Presumably many of you have seen it? Its hardly obscure and was pretty big news back in the 90's.

Decent review here: http://www.rogerebert.com/far-flung-correspondents/the-things-we-never-said-any-differently
 

empty mirror

remember the jackalope
i just watched Miles Ahead this week
it was entertaining - it won't change your life, but worth a spin
don cheadle is very good
 

rubberdingyrapids

Well-known member
the best films about music might actually be richard lesters

on the other hand, i think the best films about music would actually not be narrative cinema, but art cinema, where images are used more abstractly, rather than to tell a story, ie. images used in the same way as music is played, not bound to narrative necessities and limitations. im struggling to think of a specific example though . or have i just described music videos?
 

entertainment

Well-known member
Just saw Straight Outta Compton, which I liked. It tried to talk about a lot of stuff in connection with the group and the sentiments behind the music. Race, crime and its consequences, family, police brutality, the riots, the Compton neighbourhood, wanting to escape it, music as a means to doing that, being the voice of your people, making it big from nothing, money, the music business, people screwing each other over with contracts and shit.

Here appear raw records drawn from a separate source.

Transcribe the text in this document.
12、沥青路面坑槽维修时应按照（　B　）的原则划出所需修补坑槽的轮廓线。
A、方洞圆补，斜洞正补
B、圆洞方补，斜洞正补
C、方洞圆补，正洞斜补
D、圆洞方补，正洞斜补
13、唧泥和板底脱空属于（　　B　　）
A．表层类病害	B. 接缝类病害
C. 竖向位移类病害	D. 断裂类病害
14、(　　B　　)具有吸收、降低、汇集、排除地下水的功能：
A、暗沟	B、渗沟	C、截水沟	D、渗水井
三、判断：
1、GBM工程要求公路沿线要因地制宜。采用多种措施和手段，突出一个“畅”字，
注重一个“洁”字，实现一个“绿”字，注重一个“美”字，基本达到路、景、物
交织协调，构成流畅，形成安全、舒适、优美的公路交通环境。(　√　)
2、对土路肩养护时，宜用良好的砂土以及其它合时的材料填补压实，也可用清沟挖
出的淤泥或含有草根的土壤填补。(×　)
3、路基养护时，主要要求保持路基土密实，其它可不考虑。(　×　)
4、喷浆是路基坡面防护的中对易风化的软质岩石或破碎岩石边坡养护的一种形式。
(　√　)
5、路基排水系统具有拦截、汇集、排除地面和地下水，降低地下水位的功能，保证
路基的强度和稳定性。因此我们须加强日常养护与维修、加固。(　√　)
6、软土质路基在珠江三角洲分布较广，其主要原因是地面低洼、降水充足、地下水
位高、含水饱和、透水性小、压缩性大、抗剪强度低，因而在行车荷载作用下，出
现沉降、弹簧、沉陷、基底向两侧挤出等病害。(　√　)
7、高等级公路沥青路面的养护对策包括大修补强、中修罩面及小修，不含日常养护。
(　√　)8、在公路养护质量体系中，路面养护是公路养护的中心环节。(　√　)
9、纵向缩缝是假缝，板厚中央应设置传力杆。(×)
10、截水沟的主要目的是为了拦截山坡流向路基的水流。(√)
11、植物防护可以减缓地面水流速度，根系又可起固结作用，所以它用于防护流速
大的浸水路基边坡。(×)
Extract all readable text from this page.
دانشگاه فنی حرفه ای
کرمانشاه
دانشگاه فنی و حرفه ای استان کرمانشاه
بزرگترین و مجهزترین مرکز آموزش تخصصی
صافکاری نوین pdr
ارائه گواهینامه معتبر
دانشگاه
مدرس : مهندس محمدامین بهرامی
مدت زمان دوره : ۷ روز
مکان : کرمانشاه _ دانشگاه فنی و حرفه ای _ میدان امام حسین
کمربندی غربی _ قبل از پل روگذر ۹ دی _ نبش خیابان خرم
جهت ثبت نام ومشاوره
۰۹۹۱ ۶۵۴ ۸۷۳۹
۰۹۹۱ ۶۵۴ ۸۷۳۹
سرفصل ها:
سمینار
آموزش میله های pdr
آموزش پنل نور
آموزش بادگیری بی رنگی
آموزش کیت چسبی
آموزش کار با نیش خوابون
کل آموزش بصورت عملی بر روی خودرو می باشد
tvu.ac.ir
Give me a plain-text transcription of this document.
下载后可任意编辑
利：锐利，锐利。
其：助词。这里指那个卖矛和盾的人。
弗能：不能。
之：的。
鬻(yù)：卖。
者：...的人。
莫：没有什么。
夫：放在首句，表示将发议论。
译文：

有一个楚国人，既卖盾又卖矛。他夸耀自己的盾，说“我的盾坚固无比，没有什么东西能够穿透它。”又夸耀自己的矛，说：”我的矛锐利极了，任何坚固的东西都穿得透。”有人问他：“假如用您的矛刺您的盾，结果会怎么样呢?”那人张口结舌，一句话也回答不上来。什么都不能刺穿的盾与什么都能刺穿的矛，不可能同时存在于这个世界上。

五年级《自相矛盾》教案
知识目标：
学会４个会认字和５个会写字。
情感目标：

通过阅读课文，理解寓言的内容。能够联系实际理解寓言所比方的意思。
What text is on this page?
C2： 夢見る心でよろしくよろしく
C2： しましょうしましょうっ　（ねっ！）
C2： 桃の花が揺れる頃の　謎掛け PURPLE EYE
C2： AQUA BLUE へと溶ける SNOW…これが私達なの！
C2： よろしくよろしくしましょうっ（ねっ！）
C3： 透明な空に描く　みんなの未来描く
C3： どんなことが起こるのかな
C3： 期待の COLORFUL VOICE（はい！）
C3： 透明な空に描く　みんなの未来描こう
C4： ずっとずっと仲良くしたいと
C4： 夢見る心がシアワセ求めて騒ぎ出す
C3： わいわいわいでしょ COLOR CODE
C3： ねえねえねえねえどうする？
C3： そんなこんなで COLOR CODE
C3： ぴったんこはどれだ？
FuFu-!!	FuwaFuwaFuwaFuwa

Naturally, it was so busy that it went over all these themes kinda superficially, so you got the basic idea without much nuance. Still a fun biopic with good acting. The scene I liked the most was the NWA members sitting around in a meeting listening to Ice Cube's diss track "No Vaseline" when it came out. Also I had no idea that Eazy E played such a central role in the history of the group. I always thought he was sort of a Old Dirty Bastard kinda character.